Dans le tumulte géopolitique actuel, où les matières premières redeviennent des leviers de puissance, l’accord en préparation entre la Corée du Sud et l’Argentine mérite donc plus qu’un regard distrait. Il raconte une mutation plus profonde : celle d’une mondialisation où les minerais critiques deviennent les pivots d’alliances nouvelles, où les chaînes d’approvisionnement se hissent au rang d’objet diplomatique, et où la création de valeur se négocie désormais autant dans les palais présidentiels que dans les salles de marché ou les usines.

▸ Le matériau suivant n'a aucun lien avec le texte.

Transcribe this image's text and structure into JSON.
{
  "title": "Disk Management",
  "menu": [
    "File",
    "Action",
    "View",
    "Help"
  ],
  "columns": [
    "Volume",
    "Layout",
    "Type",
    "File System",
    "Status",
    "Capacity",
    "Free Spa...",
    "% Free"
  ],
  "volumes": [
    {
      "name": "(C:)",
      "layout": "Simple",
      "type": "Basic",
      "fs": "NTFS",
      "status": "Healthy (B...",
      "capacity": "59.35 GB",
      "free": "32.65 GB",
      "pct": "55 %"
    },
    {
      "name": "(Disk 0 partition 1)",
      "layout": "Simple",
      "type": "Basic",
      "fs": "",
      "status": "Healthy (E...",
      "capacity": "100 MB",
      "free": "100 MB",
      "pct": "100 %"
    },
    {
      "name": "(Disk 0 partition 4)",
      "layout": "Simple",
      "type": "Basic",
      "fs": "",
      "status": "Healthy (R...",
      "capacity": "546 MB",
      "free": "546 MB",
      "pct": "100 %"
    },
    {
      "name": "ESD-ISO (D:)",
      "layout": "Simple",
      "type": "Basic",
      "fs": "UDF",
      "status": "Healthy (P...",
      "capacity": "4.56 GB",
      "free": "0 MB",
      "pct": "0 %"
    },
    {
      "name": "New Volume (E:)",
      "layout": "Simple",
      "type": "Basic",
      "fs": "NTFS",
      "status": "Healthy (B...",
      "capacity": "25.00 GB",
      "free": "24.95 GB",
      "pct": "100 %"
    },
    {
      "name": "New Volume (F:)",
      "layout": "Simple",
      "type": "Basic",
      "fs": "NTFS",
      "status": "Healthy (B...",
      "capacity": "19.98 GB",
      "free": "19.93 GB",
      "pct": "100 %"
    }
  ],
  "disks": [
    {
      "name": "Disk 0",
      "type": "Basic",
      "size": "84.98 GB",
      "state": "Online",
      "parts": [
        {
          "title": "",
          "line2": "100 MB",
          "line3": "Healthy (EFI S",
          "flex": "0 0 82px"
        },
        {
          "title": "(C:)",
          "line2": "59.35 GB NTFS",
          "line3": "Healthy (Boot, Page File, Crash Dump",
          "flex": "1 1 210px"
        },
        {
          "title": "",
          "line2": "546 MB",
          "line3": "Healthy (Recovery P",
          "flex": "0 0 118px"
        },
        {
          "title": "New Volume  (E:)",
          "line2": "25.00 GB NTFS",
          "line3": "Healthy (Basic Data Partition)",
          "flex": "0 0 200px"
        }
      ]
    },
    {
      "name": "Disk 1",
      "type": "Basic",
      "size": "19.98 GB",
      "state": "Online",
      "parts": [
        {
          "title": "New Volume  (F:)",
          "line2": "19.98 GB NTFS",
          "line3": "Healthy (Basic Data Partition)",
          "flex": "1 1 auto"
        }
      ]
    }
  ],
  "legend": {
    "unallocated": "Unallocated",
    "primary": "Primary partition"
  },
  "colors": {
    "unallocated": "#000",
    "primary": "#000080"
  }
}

Pour Séoul, le message est clair : sécuriser les ressources, oui, mais en les inscrivant dans une relation industrielle plus large. Pour Buenos Aires, l’enjeu est d’obtenir que cette promesse de partenariat dépasse le discours et contribue à son propre développement productif. Entre les deux, une certitude s’impose : dans l’économie du XXIe siècle, les ressources stratégiques ne valent vraiment que si elles s’accompagnent d’une stratégie de transformation, de technologie et de partage de la valeur. C’est là, bien davantage que dans la seule extraction, que se joue désormais une part essentielle de la puissance économique mondiale.